Experiment Configuration

This YAML file provides the pertinent user settings needed to run an experiment in PEDL. In particular, this file contains the following fields:

  • description: A human-readable description of the experiment. This does not need to be unique.
  • labels: A list of label names (strings). Assigning labels to experiments allows you to identify experiments that share the same property or should be grouped together. You can add and remove labels using either the CLI (pedl experiment label) or the WebUI.
  • data: Specifies the location of the data used by the experiment. The content and format of this field is user-specified: it should be used to specify whatever information is needed to configure the data loader used by the experiment's model definition. For example, if your experiment loads data from Amazon S3, the data field might contain the S3 bucket name, object prefix, and AWS authentication credentials.
  • checkpoint_storage: Specifies where model checkpoints will be stored. A checkpoint contains the architecture and weights of the model being trained. PEDL currently supports two kinds of checkpoint storage, s3 and shared_fs, identified by the type subfield.
    • type: s3: Checkpoints are stored in Amazon S3.
      • bucket: The S3 bucket name to use.
      • access_key: The AWS access key to use.
      • secret_key: The AWS secret key to use.
      • endpoint_url: The optional endpoint to use for S3 clones, e.g., http://127.0.0.1:8080/.
    • type: shared_fs: Checkpoints are written to a directory on the agent's file system. The assumption is that the system administrator has arranged for the same directory to be mounted at every agent host, and for the content of this directory to be the same on all agent hosts (e.g., by using a distributed or network file system such as GlusterFS or NFS).
      • host_path: The file system path on each agent to use.
      • container_path: The optional file system path to use as the mount point in the trial runner container. Defaults to /pedl_shared_fs.
      • storage_path: The optional path where checkpoints will be written to and read from. Must be a subdirectory of the host_path or an absolute path containing the host_path. If unset, checkpoints are written to and read from the host_path.

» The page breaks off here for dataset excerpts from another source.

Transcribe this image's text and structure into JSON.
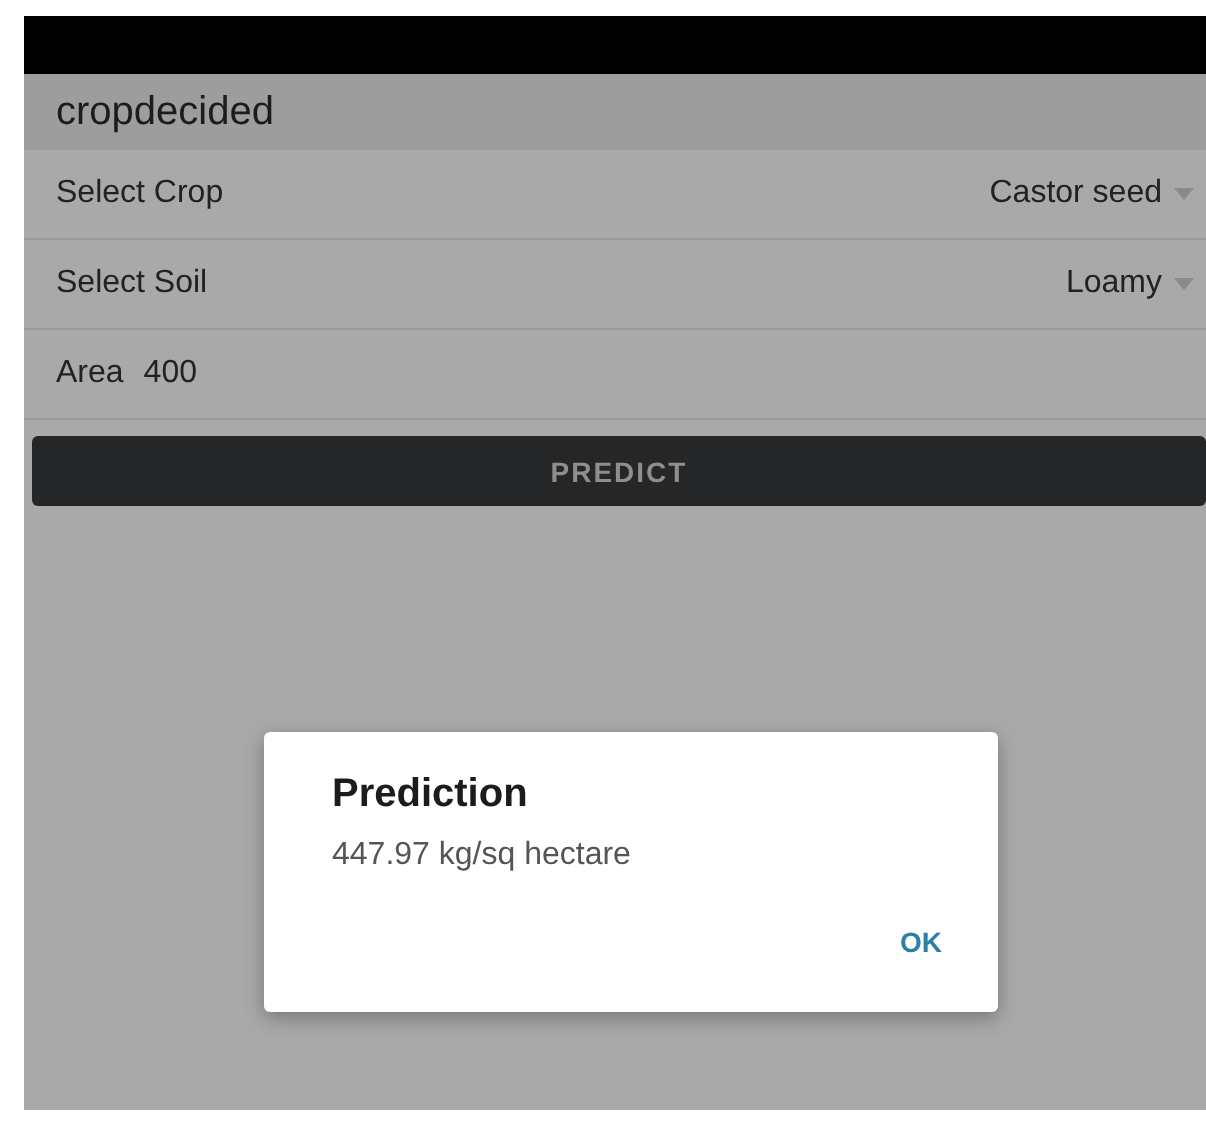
{
  "app_bar": {
    "title": "cropdecided"
  },
  "form": {
    "crop": {
      "label": "Select Crop",
      "value": "Castor seed"
    },
    "soil": {
      "label": "Select Soil",
      "value": "Loamy"
    },
    "area": {
      "label": "Area",
      "value": "400"
    },
    "button": "PREDICT"
  },
  "dialog": {
    "title": "Prediction",
    "message": "447.97 kg/sq hectare",
    "button": "OK"
  }
}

      • propagation: (Advanced users only) Optional propagation behavior for replicas of the bind-mount. Defaults to rprivate.
    • type: hdfs: Checkpoints are stored in HDFS using the WebHDFS API for reading and writing checkpoint resources.

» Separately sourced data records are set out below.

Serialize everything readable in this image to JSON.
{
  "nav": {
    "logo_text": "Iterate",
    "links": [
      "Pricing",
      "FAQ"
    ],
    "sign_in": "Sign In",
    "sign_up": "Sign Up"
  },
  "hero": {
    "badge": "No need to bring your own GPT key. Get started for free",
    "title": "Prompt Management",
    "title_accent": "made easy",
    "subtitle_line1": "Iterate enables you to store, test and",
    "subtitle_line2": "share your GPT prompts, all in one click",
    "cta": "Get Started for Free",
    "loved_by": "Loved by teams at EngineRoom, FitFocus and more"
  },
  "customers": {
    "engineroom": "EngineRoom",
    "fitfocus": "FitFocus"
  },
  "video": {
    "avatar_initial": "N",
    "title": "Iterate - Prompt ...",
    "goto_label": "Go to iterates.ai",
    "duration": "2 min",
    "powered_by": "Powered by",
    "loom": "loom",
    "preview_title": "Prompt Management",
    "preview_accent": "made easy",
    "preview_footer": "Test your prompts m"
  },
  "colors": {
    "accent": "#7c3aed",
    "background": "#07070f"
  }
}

      • hdfs_url: Hostname or IP address of HDFS namenode, prefixed with protocol, followed by WebHDFS port on namenode. Multiple namenodes are allowed as a semicolon-separated list (e.g. "http://namenode1:50070;http://namenode2:50070").
      • hdfs_path: The prefix path where all checkpoints will be written to and read from. The resources of each checkpoint will be saved in a subdirectory of hdfs_path, where the subdirectory name is the checkpoint's UUID.

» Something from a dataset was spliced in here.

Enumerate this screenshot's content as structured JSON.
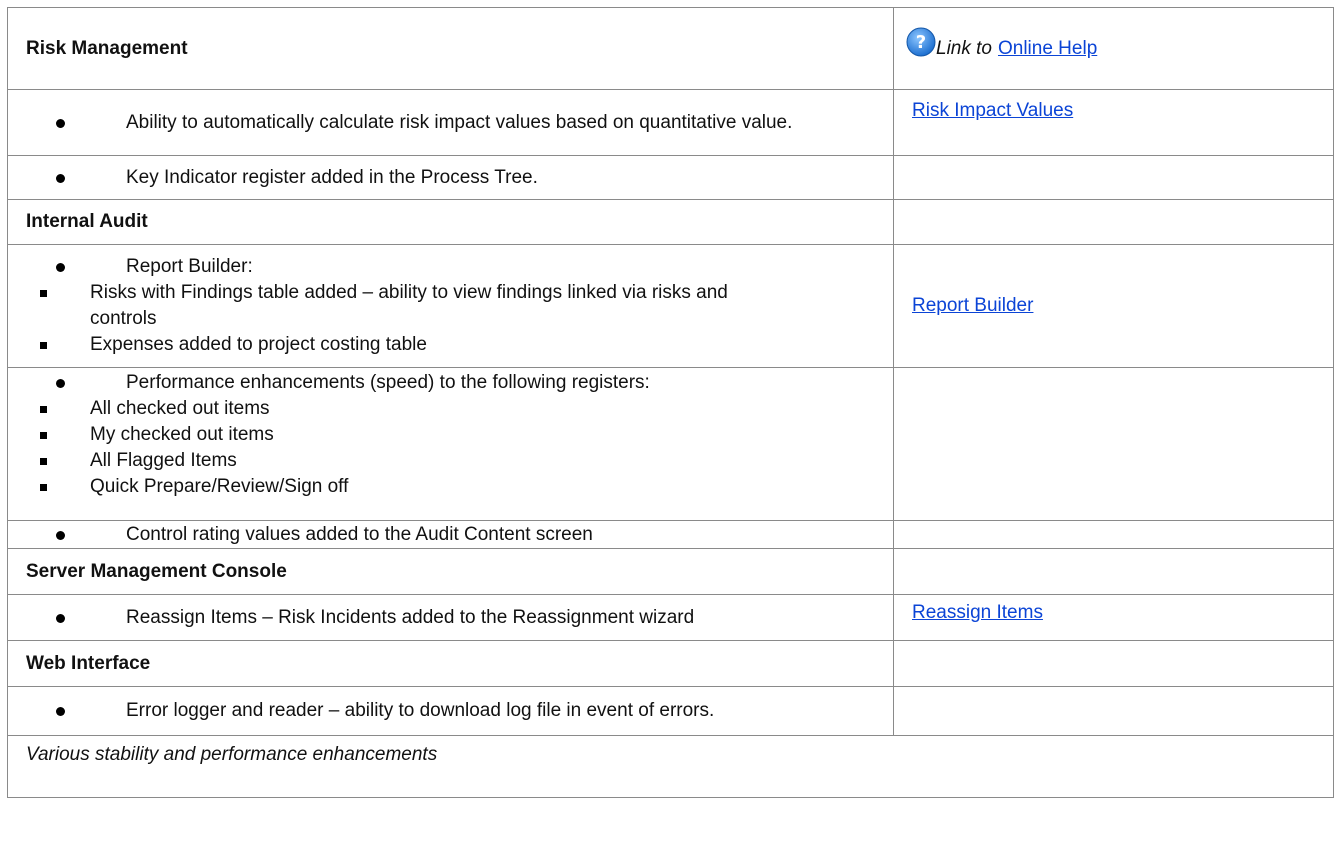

      • user: An optional string value that indicates the user to use for all read and write requests. If left unspecified, the default user of the trial runner container will be used.
      • kerberos (Experimental): A optional boolean value indicating that Kerberos is enabled on the HDFS cluster (defaults to false). If true, Kerberos authentication will be used when connecting to HDFS. Kerberos authentication cannot be combined with the user configuration option. Please see the security/kerberos section for more information about configuring Kerberos.
    • When an experiment finishes, the system will optionally delete some checkpoints to reclaim space. The save_experiment_best, save_trial_best and save_trial_latest parameters specify which checkpoints to save. See the documentation on Checkpoint Garbage Collection for more details.
  • min_validation_period: Instructs PEDL to periodically compute validation metrics for each trial during training. If set, this variable specifies the maximum number of training steps that can be completed for a given trial since the last validation operation for that trial; if this limit is reached, a new validation operation is performed. Validation metrics can be computed more frequently than specified by this parameter, depending on the hyperparameter search method being used by the experiment.
  • checkpoint_policy: Controls how PEDL performs checkpoints after validation operations, if at all. Should be set to one of the following values:
    • best (default): A checkpoint will be taken after every validation operation that performs better than all previous validations for this experiment. Validation metrics are compared according to the metric and smaller_is_better options in the searcher configuration.
    • all: A checkpoint will be taken after every validation step, no matter the validation performance of the step.
    • none: A checkpoint will never be taken due to a validation step. However, even with this policy selected, checkpoints are still expected to be taken after the last training step of a trial, due to cluster scheduling decisions or due to min_checkpoint_period.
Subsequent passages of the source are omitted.